Post inflammatory hyperpigmentation (PIH) is an acquired hyper-melanosis typically arising following inflammatory lesions. It is one of the most common dermatologic complaints, which may develop in all skin types, however, higher prevalence is seen in patients with Fitzpatrick skin types IV-VI.
The etiology underlying PIH can either be an exogenous source (allergy, irritation, contact dermatitis, dermabrasion, laser therapy or burns), an endogenous factor (primary inflammatory or bullous dermatosis) or even induced by an infectious agent such as herpes zoster virus infection. Morphologic pattern and degree of pigmentation vary depending on causative factors and melanin distribution in the epidermis, dermis or both.1,2,3
IH typically manifests as macules or patches in the same distribution in previous areas of inflammation, which can be classified as two clinical forms: epidermal and/or dermal. In epidermal PIH, melanocytes are activated, and release melanin resulting in tan brown or dark brown appearance and may take months to years to resolve. Dermal PIH includes activation of basal keratinocytes, which also release melanin, and present as dark brown to blue-grey discoloration that may either be permanent or resolve over an extended period of time if not treated.
Differentiating between the two is difficult, and PIH is probably a result of the combination of both epidermal and dermal lesions.4 The degree of PIH varies depending on the etiological factors, skin type or “chromatic tendency” as well as exposure to UV light, certain medications and cutaneous injuries (trauma or even shaving).1,2,5,6 The discoloration is determined by the distribution and depth of pigment within the skin layers.
The pathogenesis of PIH is often related to an increase in melanin synthesis and/or irregular pigment dispersion resulting from cutaneous inflammation.

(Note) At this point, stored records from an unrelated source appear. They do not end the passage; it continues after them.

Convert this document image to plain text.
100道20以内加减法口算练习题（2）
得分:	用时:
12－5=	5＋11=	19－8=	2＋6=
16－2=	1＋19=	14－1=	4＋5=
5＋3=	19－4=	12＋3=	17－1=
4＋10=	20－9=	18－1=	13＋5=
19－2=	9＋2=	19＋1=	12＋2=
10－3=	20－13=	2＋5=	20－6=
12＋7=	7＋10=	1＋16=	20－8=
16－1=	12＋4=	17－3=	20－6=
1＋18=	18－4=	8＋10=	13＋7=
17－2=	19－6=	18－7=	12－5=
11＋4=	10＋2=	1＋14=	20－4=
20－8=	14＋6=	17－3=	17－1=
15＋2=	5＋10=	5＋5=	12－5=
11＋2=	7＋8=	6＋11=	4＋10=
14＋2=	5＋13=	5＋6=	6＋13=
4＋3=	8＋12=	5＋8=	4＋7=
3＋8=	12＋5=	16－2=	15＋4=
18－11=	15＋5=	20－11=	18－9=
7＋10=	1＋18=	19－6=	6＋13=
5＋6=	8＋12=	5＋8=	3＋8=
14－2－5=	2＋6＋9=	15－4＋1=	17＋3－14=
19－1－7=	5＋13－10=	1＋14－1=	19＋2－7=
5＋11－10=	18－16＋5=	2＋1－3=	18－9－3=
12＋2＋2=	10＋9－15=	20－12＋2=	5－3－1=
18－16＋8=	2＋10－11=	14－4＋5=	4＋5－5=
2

It is considered the end result of: melanocyte proliferation, melanin synthesis and increased activation of tyrosinase coupled with transfer of melanosomes to neighboring keratinocytes. Although the exact mechanism is not yet fully understood, the rise in melanocyte activity and proliferation has been known to be stimulated by inflammatory mediators such as reactive oxygen species, prostaglandins and leukotrienes.1,5
Axillary hyperpigmentation is a frequent dermatological complaint, characterized by dermal and epidermal PIH mainly associated with women of darker skin types. Etiological theory associates axillary hyperpigmentation of a form of post inflammatory hyperpigmentation due to continuous irritation due to hair removal, cleansing, tight cloths, or innate darkening from genetic related factors.11
The purpose of this case study was to evaluate the efficacy of a 1064nm nanosecond QS Nd:YAG laser in the treatment of axillary PIH in Filipino women with Fitzpatrick skin types IV-V.